Texas Right to Life officials have made the anti-choice measure their top priority during the 85th Texas legislative session. Texas Right to Life in a letter encouraged state lawmakers to “become involved in the passage of this vital measure.”

Bills criminalizing the D and E procedure were created by the National Right to Life Committee, an anti-choice legislation mill and the parent organization of Texas Right to Life. Lawmakers have pushed the measure in GOP-held legislatures, including in South Dakota, where a panel of Republicans on Wednesday voted down the measure. Reproductive rights advocates said South Dakota lawmakers may have been deterred by the prospect of expensive litigation.

Among the names included in the letter to Texas state lawmakers was Tony Perkins, head of the Family Research Council (FRC). Perkins is an anti-LGBTQ activist who has aided extremist anti-choice groups.

FRC has been identified as an anti-LGBTQ hate group by the Southern Poverty Law Center (SPLC), a nonprofit civil rights organization that tracks hate groups. The council has a long history of making “false claims about the LGBT community based on discredited research and junk science,” according to SPLC.

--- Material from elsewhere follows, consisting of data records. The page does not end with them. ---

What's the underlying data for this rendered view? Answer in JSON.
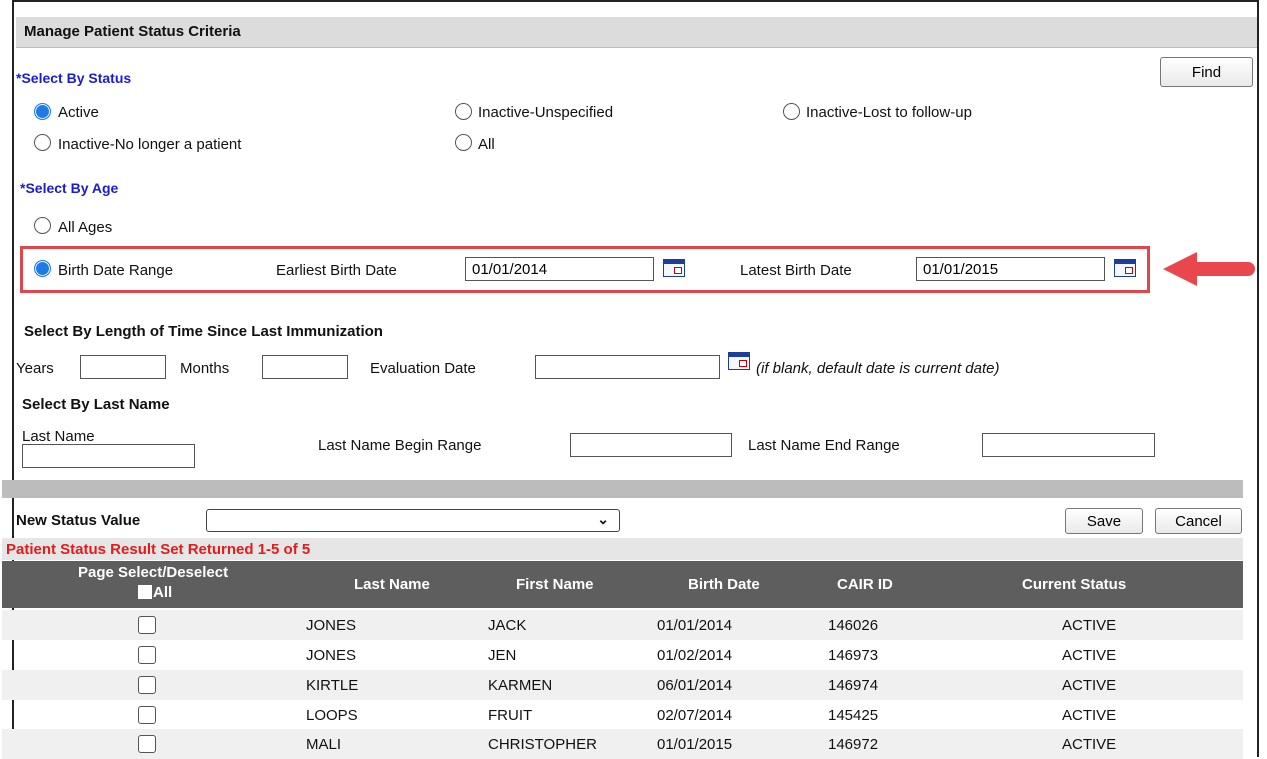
{
  "page": {
    "title": "Manage Patient Status Criteria",
    "find_label": "Find"
  },
  "status": {
    "heading": "*Select By Status",
    "options": [
      "Active",
      "Inactive-Unspecified",
      "Inactive-Lost to follow-up",
      "Inactive-No longer a patient",
      "All"
    ],
    "selected": "Active"
  },
  "age": {
    "heading": "*Select By Age",
    "all_ages_label": "All Ages",
    "birth_range_label": "Birth Date Range",
    "earliest_label": "Earliest Birth Date",
    "earliest_value": "01/01/2014",
    "latest_label": "Latest Birth Date",
    "latest_value": "01/01/2015",
    "selected": "Birth Date Range"
  },
  "length": {
    "heading": "Select By Length of Time Since Last Immunization",
    "years_label": "Years",
    "years_value": "",
    "months_label": "Months",
    "months_value": "",
    "eval_label": "Evaluation Date",
    "eval_value": "",
    "eval_hint": "(if blank, default date is current date)"
  },
  "lastname": {
    "heading": "Select By Last Name",
    "last_name_label": "Last Name",
    "last_name_value": "",
    "begin_label": "Last Name Begin Range",
    "begin_value": "",
    "end_label": "Last Name End Range",
    "end_value": ""
  },
  "new_status": {
    "label": "New Status Value",
    "value": ""
  },
  "actions": {
    "save": "Save",
    "cancel": "Cancel"
  },
  "results": {
    "summary": "Patient Status Result Set Returned 1-5 of 5",
    "columns": {
      "select": "Page Select/Deselect",
      "select_all": "All",
      "last_name": "Last Name",
      "first_name": "First Name",
      "birth_date": "Birth Date",
      "cair_id": "CAIR ID",
      "current_status": "Current Status"
    },
    "rows": [
      {
        "last": "JONES",
        "first": "JACK",
        "dob": "01/01/2014",
        "id": "146026",
        "status": "ACTIVE"
      },
      {
        "last": "JONES",
        "first": "JEN",
        "dob": "01/02/2014",
        "id": "146973",
        "status": "ACTIVE"
      },
      {
        "last": "KIRTLE",
        "first": "KARMEN",
        "dob": "06/01/2014",
        "id": "146974",
        "status": "ACTIVE"
      },
      {
        "last": "LOOPS",
        "first": "FRUIT",
        "dob": "02/07/2014",
        "id": "145425",
        "status": "ACTIVE"
      },
      {
        "last": "MALI",
        "first": "CHRISTOPHER",
        "dob": "01/01/2015",
        "id": "146972",
        "status": "ACTIVE"
      }
    ]
  },
  "colors": {
    "header_bg": "#dcdcdc",
    "table_header_bg": "#5e5e5e",
    "accent_red": "#e31b1b",
    "section_blue": "#1b1bd6",
    "radio_blue": "#1e7be6"
  }
}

Jared Woodfill, president of the Conservative Republicans of Texas (CRT), was among the names included in the Texas Right to Life letter to state lawmakers. The organization, with a self-described mission to “advance Constitutional liberties based upon Biblical principles,” has also been identified by SPLC as an anti-LGBTQ hate group.

Woodfill recently represented David Daleiden, head of the anti-choice front group called the Center for Medical Progress (CMP), who in January 2016 was indicted on a felony charge related to the production of discredited and heavily edited videos alleging Planned Parenthood was illegally profiting from fetal tissue donations. Republican legislators across the country have cited CMP videos as justification for a number of restrictions on abortion care, including in Texas during the recent Senate Health and Human Services Committee hearing on a trio of anti-choice bills.

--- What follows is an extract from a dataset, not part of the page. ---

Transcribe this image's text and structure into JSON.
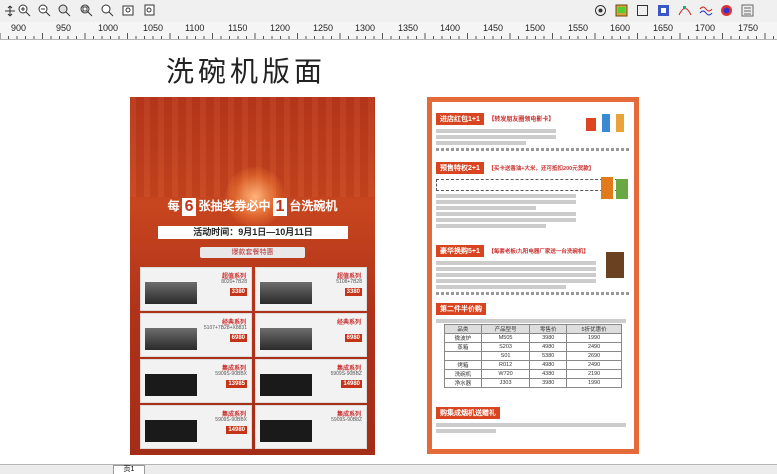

State Sen. Charles Schwertner (R-Georgetown) told committee members that the CMP videos proved Planned Parenthood had profited from the sale of fetal tissue, and that the videos justified new regulations on abortion providers. Investigations launched by GOP lawmakers into Planned Parenthood’s fetal tissue use have shown no wrongdoing on the part of the health-care organization. 

Steven Hotze, founder and former president of CRT with a long history of anti-LGBTQ activismduring a recent conference compared members of the LGBTQ community to “termites” and Soviet infiltrators sent to “eat away at the very moral fabric” of the country.

Hotze bankrolled the successful campaign to repeal Houston’s Equal Rights Ordinance (HERO), which was passed by the Houston City Council to provide protections for LGBTQ people.

The Texas Right to Life letter was also signed by prominent anti-choice leaders such as Carol Tobias, president of the National Right to Life Committee; Marjorie Dannenfelser, president of the Susan B. Anthony List; the Rev. Frank Pavone, national director of the Priests for Life; and Eric Scheidler, executive director of the Pro-Life Action League.

Texas anti-choice leaders who added their names to the letter included Jim Graham, president of the Texas Right to Life Committee; Kristie Rutledge, president of Corpus Christi Right to Life; and Cindy Asmussen, ethics and religious liberty adviser for the Southern Baptists of Texas Convention.

SB 415 is awaiting further action by the Texas Senate Health and Human Services Committee, and HB 844 was this week referred to the House Committee on State Affairs.